Probá esta exquisita mermelada.
Los ingredientes que vas a necesitar para hacer esta receta de mermelada de cáscaras de naranja son los siguientes:
400 g de cascaritas de naranja en juliana sin la parte blanca.
800 g de azúcar.
1 litro de jugo o líquido.

Aprovechá muy bien las naranjas.
Lo primero que tenés que hacer es conseguir las cáscaras de naranja y quitarles la parte blanca. No te olvides de limpiarla e higienizarla muy bien, y después cortarla en una juliana bien fina.

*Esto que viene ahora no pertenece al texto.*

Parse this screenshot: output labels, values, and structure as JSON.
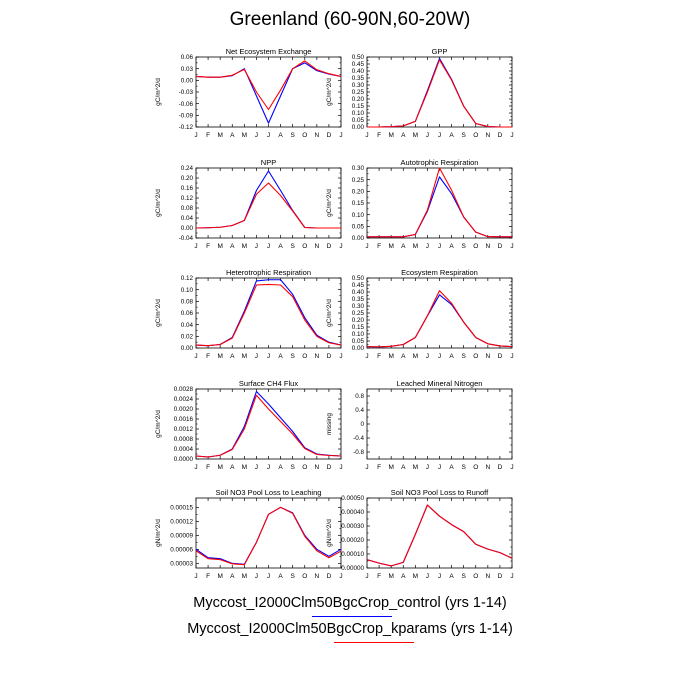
{
  "page_title": "Greenland (60-90N,60-20W)",
  "legend": {
    "entries": [
      {
        "label": "Myccost_I2000Clm50BgcCrop_control (yrs 1-14)",
        "color": "#0000ff"
      },
      {
        "label": "Myccost_I2000Clm50BgcCrop_kparams (yrs 1-14)",
        "color": "#ff0000"
      }
    ]
  },
  "colors": {
    "control": "#0000ff",
    "kparams": "#ff0000"
  },
  "chart_data": [
    {
      "type": "line",
      "title": "Net Ecosystem Exchange",
      "ylabel": "gC/m^2/d",
      "categories": [
        "J",
        "F",
        "M",
        "A",
        "M",
        "J",
        "J",
        "A",
        "S",
        "O",
        "N",
        "D",
        "J"
      ],
      "ylim": [
        -0.12,
        0.06
      ],
      "yticks": [
        "0.06",
        "0.03",
        "0.00",
        "-0.03",
        "-0.06",
        "-0.09",
        "-0.12"
      ],
      "series": [
        {
          "values": [
            0.01,
            0.008,
            0.008,
            0.012,
            0.03,
            -0.04,
            -0.11,
            -0.04,
            0.03,
            0.045,
            0.025,
            0.016,
            0.01
          ]
        },
        {
          "values": [
            0.01,
            0.008,
            0.008,
            0.013,
            0.028,
            -0.03,
            -0.075,
            -0.025,
            0.03,
            0.05,
            0.027,
            0.017,
            0.01
          ]
        }
      ]
    },
    {
      "type": "line",
      "title": "GPP",
      "ylabel": "gC/m^2/d",
      "categories": [
        "J",
        "F",
        "M",
        "A",
        "M",
        "J",
        "J",
        "A",
        "S",
        "O",
        "N",
        "D",
        "J"
      ],
      "ylim": [
        0,
        0.5
      ],
      "yticks": [
        "0.50",
        "0.45",
        "0.40",
        "0.35",
        "0.30",
        "0.25",
        "0.20",
        "0.15",
        "0.10",
        "0.05",
        "0.00"
      ],
      "series": [
        {
          "values": [
            0.0,
            0.0,
            0.002,
            0.008,
            0.04,
            0.26,
            0.49,
            0.34,
            0.15,
            0.025,
            0.003,
            0.0,
            0.0
          ]
        },
        {
          "values": [
            0.0,
            0.0,
            0.002,
            0.008,
            0.04,
            0.25,
            0.48,
            0.335,
            0.148,
            0.025,
            0.003,
            0.0,
            0.0
          ]
        }
      ]
    },
    {
      "type": "line",
      "title": "NPP",
      "ylabel": "gC/m^2/d",
      "categories": [
        "J",
        "F",
        "M",
        "A",
        "M",
        "J",
        "J",
        "A",
        "S",
        "O",
        "N",
        "D",
        "J"
      ],
      "ylim": [
        -0.04,
        0.24
      ],
      "yticks": [
        "0.24",
        "0.20",
        "0.16",
        "0.12",
        "0.08",
        "0.04",
        "0.00",
        "-0.04"
      ],
      "series": [
        {
          "values": [
            0.0,
            0.001,
            0.003,
            0.01,
            0.03,
            0.15,
            0.228,
            0.15,
            0.07,
            0.002,
            0.0,
            0.0,
            0.0
          ]
        },
        {
          "values": [
            0.0,
            0.001,
            0.003,
            0.01,
            0.03,
            0.135,
            0.18,
            0.13,
            0.068,
            0.002,
            0.0,
            0.0,
            0.0
          ]
        }
      ]
    },
    {
      "type": "line",
      "title": "Autotrophic Respiration",
      "ylabel": "gC/m^2/d",
      "categories": [
        "J",
        "F",
        "M",
        "A",
        "M",
        "J",
        "J",
        "A",
        "S",
        "O",
        "N",
        "D",
        "J"
      ],
      "ylim": [
        0,
        0.3
      ],
      "yticks": [
        "0.30",
        "0.25",
        "0.20",
        "0.15",
        "0.10",
        "0.05",
        "0.00"
      ],
      "series": [
        {
          "values": [
            0.005,
            0.005,
            0.005,
            0.005,
            0.015,
            0.115,
            0.262,
            0.19,
            0.09,
            0.025,
            0.006,
            0.005,
            0.005
          ]
        },
        {
          "values": [
            0.005,
            0.005,
            0.005,
            0.005,
            0.015,
            0.12,
            0.3,
            0.205,
            0.09,
            0.025,
            0.006,
            0.005,
            0.005
          ]
        }
      ]
    },
    {
      "type": "line",
      "title": "Heterotrophic Respiration",
      "ylabel": "gC/m^2/d",
      "categories": [
        "J",
        "F",
        "M",
        "A",
        "M",
        "J",
        "J",
        "A",
        "S",
        "O",
        "N",
        "D",
        "J"
      ],
      "ylim": [
        0,
        0.12
      ],
      "yticks": [
        "0.12",
        "0.10",
        "0.08",
        "0.06",
        "0.04",
        "0.02",
        "0.00"
      ],
      "series": [
        {
          "values": [
            0.005,
            0.004,
            0.006,
            0.018,
            0.063,
            0.115,
            0.117,
            0.117,
            0.092,
            0.052,
            0.022,
            0.01,
            0.005
          ]
        },
        {
          "values": [
            0.005,
            0.004,
            0.006,
            0.017,
            0.06,
            0.108,
            0.109,
            0.108,
            0.088,
            0.048,
            0.02,
            0.009,
            0.005
          ]
        }
      ]
    },
    {
      "type": "line",
      "title": "Ecosystem Respiration",
      "ylabel": "gC/m^2/d",
      "categories": [
        "J",
        "F",
        "M",
        "A",
        "M",
        "J",
        "J",
        "A",
        "S",
        "O",
        "N",
        "D",
        "J"
      ],
      "ylim": [
        0,
        0.5
      ],
      "yticks": [
        "0.50",
        "0.45",
        "0.40",
        "0.35",
        "0.30",
        "0.25",
        "0.20",
        "0.15",
        "0.10",
        "0.05",
        "0.00"
      ],
      "series": [
        {
          "values": [
            0.01,
            0.008,
            0.012,
            0.025,
            0.075,
            0.23,
            0.38,
            0.31,
            0.185,
            0.075,
            0.03,
            0.015,
            0.01
          ]
        },
        {
          "values": [
            0.01,
            0.008,
            0.012,
            0.025,
            0.075,
            0.23,
            0.41,
            0.32,
            0.185,
            0.075,
            0.03,
            0.015,
            0.01
          ]
        }
      ]
    },
    {
      "type": "line",
      "title": "Surface CH4 Flux",
      "ylabel": "gC/m^2/d",
      "categories": [
        "J",
        "F",
        "M",
        "A",
        "M",
        "J",
        "J",
        "A",
        "S",
        "O",
        "N",
        "D",
        "J"
      ],
      "ylim": [
        0,
        0.0028
      ],
      "yticks": [
        "0.0028",
        "0.0024",
        "0.0020",
        "0.0016",
        "0.0012",
        "0.0008",
        "0.0004",
        "0.0000"
      ],
      "series": [
        {
          "values": [
            0.00012,
            8e-05,
            0.00015,
            0.0004,
            0.0013,
            0.0027,
            0.0022,
            0.00165,
            0.0011,
            0.00045,
            0.0002,
            0.00015,
            0.00012
          ]
        },
        {
          "values": [
            0.00012,
            8e-05,
            0.00015,
            0.00038,
            0.0012,
            0.00255,
            0.002,
            0.0015,
            0.001,
            0.00042,
            0.00018,
            0.00014,
            0.00012
          ]
        }
      ]
    },
    {
      "type": "line",
      "title": "Leached Mineral Nitrogen",
      "ylabel": "missing",
      "categories": [
        "J",
        "F",
        "M",
        "A",
        "M",
        "J",
        "J",
        "A",
        "S",
        "O",
        "N",
        "D",
        "J"
      ],
      "ylim": [
        -1,
        1
      ],
      "yticks": [
        "0.8",
        "0.4",
        "0",
        "-0.4",
        "-0.8"
      ],
      "ytick_values": [
        0.8,
        0.4,
        0,
        -0.4,
        -0.8
      ],
      "series": []
    },
    {
      "type": "line",
      "title": "Soil NO3 Pool Loss to Leaching",
      "ylabel": "gN/m^2/d",
      "categories": [
        "J",
        "F",
        "M",
        "A",
        "M",
        "J",
        "J",
        "A",
        "S",
        "O",
        "N",
        "D",
        "J"
      ],
      "ylim": [
        2e-05,
        0.00017
      ],
      "yticks": [
        "0.00015",
        "0.00012",
        "0.00009",
        "0.00006",
        "0.00003"
      ],
      "ytick_values": [
        0.00015,
        0.00012,
        9e-05,
        6e-05,
        3e-05
      ],
      "series": [
        {
          "values": [
            6e-05,
            4.2e-05,
            4e-05,
            3e-05,
            2.8e-05,
            7.5e-05,
            0.000135,
            0.00015,
            0.000138,
            9e-05,
            6e-05,
            4.5e-05,
            6e-05
          ]
        },
        {
          "values": [
            5.7e-05,
            4e-05,
            3.8e-05,
            2.9e-05,
            2.7e-05,
            7.5e-05,
            0.000135,
            0.00015,
            0.000137,
            8.8e-05,
            5.7e-05,
            4.2e-05,
            5.6e-05
          ]
        }
      ]
    },
    {
      "type": "line",
      "title": "Soil NO3 Pool Loss to Runoff",
      "ylabel": "gN/m^2/d",
      "categories": [
        "J",
        "F",
        "M",
        "A",
        "M",
        "J",
        "J",
        "A",
        "S",
        "O",
        "N",
        "D",
        "J"
      ],
      "ylim": [
        0,
        0.0005
      ],
      "yticks": [
        "0.00050",
        "0.00040",
        "0.00030",
        "0.00020",
        "0.00010",
        "0.00000"
      ],
      "ytick_values": [
        0.0005,
        0.0004,
        0.0003,
        0.0002,
        0.0001,
        0.0
      ],
      "series": [
        {
          "values": [
            6e-05,
            3.5e-05,
            1.5e-05,
            4e-05,
            0.00024,
            0.00045,
            0.00037,
            0.00031,
            0.00026,
            0.00017,
            0.000135,
            0.00011,
            7e-05
          ]
        },
        {
          "values": [
            6e-05,
            3.5e-05,
            1.5e-05,
            4e-05,
            0.00024,
            0.00045,
            0.00037,
            0.00031,
            0.00026,
            0.00017,
            0.000135,
            0.00011,
            7e-05
          ]
        }
      ]
    }
  ]
}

Si decidís utilizar naranjas agrias, tenés que hacer otro procedimiento. Poné a hervir las cáscaras en agua fría 1 a 2 veces para quitarles el amargor, después ya las podés cortar y usar en la preparación.

Te va a encantar.
Por otro lado, también vas a exprimir el jugo de las naranjas; te tiene que quedar un litro. Pesá muy bien las cáscaras de naranja para que la proporción sea exacta: tenés que colocar el doble de su peso en azúcar.
Colocá las cáscaras, el jugo y el azúcar en una olla y llevá a un fuego bajo a cocinar por unas dos horas al menos revolviendo de vez en cuando. Para saber si está lista, pasá una pequeña porción a un plato y fijate si ha espesado. Entonces, ya podés pasar tu mermelada a frascos de vidrio esterilizados y conservala para cuando quieras.